Ainsi, pour les primo-visiteurs, était proposée une visite intitulée : « les chefs-d’œuvre du Louvre » pendant laquelle le conférencier pouvait choisir un certain nombre d’œuvres essentielles pour présenter le musée. Désormais, cette visite appelée « Bienvenue au Louvre » a un déroulé imposé, et particulièrement pauvre puisqu’il s’agit de présenter trois œuvres - et trois œuvres seulement : la Joconde, la Vénus de Milo et la Victoire de Samothrace. Son parcours se termine par la visite, imposée, de la salle de la chapelle (ill. 2) qui n’offre pour ces visiteurs qui ne connaissent pas déjà le Louvre que peu d’intérêt [3] - sauf pour la vue qui permet de bien comprendre le palais du Louvre.

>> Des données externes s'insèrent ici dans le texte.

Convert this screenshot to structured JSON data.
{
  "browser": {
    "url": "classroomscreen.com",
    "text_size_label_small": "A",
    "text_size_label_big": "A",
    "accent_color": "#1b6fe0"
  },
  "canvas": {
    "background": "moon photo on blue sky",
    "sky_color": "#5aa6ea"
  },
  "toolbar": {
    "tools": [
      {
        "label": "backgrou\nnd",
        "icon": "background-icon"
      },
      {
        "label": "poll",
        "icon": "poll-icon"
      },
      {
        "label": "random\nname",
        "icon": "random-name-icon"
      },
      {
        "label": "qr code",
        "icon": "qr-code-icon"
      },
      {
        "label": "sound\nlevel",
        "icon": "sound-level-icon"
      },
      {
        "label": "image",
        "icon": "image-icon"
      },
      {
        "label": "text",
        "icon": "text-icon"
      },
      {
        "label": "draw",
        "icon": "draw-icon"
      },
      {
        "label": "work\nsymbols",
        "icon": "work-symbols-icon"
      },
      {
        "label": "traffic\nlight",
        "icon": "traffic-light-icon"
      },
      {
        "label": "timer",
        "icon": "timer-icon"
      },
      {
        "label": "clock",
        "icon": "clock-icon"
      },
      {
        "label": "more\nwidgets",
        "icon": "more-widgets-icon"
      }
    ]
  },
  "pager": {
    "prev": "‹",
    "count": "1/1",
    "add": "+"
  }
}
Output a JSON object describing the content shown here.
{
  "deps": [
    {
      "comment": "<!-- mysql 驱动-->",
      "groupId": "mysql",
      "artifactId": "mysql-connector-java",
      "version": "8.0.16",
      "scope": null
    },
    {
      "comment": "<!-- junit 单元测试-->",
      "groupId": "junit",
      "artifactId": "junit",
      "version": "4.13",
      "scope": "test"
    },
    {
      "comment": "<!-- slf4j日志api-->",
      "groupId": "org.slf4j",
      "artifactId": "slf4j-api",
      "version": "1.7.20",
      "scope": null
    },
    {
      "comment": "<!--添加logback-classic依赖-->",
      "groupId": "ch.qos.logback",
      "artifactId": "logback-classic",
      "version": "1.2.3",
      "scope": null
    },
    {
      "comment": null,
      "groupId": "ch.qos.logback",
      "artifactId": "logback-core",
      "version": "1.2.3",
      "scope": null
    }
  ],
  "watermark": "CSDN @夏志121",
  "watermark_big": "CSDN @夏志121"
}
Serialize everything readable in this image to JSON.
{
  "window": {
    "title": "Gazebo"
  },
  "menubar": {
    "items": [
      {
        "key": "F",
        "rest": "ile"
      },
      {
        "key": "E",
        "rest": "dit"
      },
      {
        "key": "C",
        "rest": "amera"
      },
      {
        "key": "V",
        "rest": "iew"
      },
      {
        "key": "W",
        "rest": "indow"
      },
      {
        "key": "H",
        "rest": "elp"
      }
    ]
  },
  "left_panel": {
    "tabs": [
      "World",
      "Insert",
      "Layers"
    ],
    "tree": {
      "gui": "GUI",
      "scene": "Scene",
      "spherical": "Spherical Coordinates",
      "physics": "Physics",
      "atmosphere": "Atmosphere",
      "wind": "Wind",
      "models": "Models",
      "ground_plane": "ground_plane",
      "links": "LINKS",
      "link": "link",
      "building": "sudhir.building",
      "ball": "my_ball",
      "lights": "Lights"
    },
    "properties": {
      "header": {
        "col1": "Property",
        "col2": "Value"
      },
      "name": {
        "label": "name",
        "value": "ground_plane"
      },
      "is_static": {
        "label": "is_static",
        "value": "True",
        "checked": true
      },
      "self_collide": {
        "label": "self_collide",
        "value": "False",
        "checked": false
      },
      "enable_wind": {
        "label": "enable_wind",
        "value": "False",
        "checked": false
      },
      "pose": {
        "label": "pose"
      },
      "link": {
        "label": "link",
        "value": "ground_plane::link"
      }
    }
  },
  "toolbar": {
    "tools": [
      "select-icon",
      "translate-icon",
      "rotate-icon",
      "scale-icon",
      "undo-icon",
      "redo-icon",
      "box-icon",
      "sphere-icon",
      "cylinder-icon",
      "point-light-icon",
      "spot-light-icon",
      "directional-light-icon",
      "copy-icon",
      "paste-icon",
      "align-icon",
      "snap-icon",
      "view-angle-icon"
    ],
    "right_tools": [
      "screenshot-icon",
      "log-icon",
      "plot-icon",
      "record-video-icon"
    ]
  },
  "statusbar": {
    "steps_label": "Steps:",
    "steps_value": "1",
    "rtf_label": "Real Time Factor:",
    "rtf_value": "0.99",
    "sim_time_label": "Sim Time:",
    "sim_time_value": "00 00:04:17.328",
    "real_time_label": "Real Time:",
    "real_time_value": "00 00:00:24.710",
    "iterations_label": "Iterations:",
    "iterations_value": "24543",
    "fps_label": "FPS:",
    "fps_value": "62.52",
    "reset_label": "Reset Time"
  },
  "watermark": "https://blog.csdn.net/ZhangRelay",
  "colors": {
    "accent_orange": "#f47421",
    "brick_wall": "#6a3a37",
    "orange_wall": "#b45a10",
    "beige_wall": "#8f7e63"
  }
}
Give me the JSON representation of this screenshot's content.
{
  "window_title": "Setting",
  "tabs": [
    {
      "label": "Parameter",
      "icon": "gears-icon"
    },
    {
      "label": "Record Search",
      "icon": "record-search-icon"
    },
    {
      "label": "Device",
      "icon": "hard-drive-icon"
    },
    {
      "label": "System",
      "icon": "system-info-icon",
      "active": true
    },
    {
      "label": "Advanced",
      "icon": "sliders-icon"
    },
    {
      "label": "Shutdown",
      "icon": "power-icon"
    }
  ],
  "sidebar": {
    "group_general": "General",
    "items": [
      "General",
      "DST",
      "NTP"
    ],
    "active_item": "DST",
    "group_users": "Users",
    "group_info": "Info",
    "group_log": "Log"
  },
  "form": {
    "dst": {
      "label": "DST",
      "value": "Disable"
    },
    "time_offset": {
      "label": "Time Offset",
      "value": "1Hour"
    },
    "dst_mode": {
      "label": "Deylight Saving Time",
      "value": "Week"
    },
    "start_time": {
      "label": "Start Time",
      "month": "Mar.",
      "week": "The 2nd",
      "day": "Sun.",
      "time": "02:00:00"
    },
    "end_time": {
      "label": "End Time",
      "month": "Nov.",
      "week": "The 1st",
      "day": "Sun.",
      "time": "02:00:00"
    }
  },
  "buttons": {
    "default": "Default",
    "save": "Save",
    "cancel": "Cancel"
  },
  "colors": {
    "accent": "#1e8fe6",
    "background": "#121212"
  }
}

Jean-Luc Martinez avait chargé un sociologue de faire un audit des visites-conférences basé sur ce parcours « les chefs-d’œuvre du Louvre ». Le rapport de celui-ci « n’a pas été rendu public » comme nous l’a dit le Louvre, mais nous avons pu néanmoins le consulter. Il démontre que ce type de visite, avec seulement trois œuvres, est frustrant pour les visiteurs et pour les guides conférenciers à qui il est imposé, et que la visite de la chapelle n’a aucun sens pour eux (« La salle de la chapelle ça n’intéresse pas les gens. »). Cela a-t-il conduit le Louvre à modifier le contenu de cette visite ? Pas le moins du monde. Alors que le rapport confirme que l’« érudition et [le] professionnalisme des conférenciers [sont] appréciés du public », la conclusion est quelque peu étrange puisqu’elle semble les remettre en cause. On y lit en effet que les guides conférenciers « plaçant comme valeur centrale l’autonomie dans la conduite de leur visite, leur capacité d’adaptation et de flexibilité par rapport au public, les résistances émises quant à la réception de la nouvelle offre de visite souligne leur difficulté d’adaptation à un métier perçu comme en évolution [4]. » Il n’est donc guère étonnant que le bruit circule parmi les conférenciers - ce qui en dit long sur la confiance qu’ils portent dans la direction du Louvre - que cette conclusion a été rajoutée par Martinez lui-même, ce que le Louvre a démenti. Tous pensent que le musée n’a qu’une envie : se débarrasser d’eux afin de pouvoir les remplacer par des sociétés privées. Ces réticences envers les conférenciers de la RMN est perçue par eux comme une grande injustice, alors qu’ils travaillent dans ce musée depuis des dizaines d’années et qu’ils avaient réussi à créer une offre riche et variée. Selon eux, Jean-Luc Martinez aurait envoyé une lettre à Audrey Azoulay dans laquelle il disait tout le mal qu’il pensait des guides-conférenciers de la RMN. Sylvie Hubac, présidente de la RMN, ayant eu connaissance de cette lettre, aurait à son tour écrit à la ministre pour protester, cette dernière arbitrant finalement en sa faveur. Nous n’avons pu vérifier la réalité de cette histoire que le Louvre dément. Mais, réelle ou non, que les guides conférenciers le croient démontre à quel point ils se sentent mal aimés au sein du Louvre. La manière dont ils sont traités leur donne des raisons de penser cela.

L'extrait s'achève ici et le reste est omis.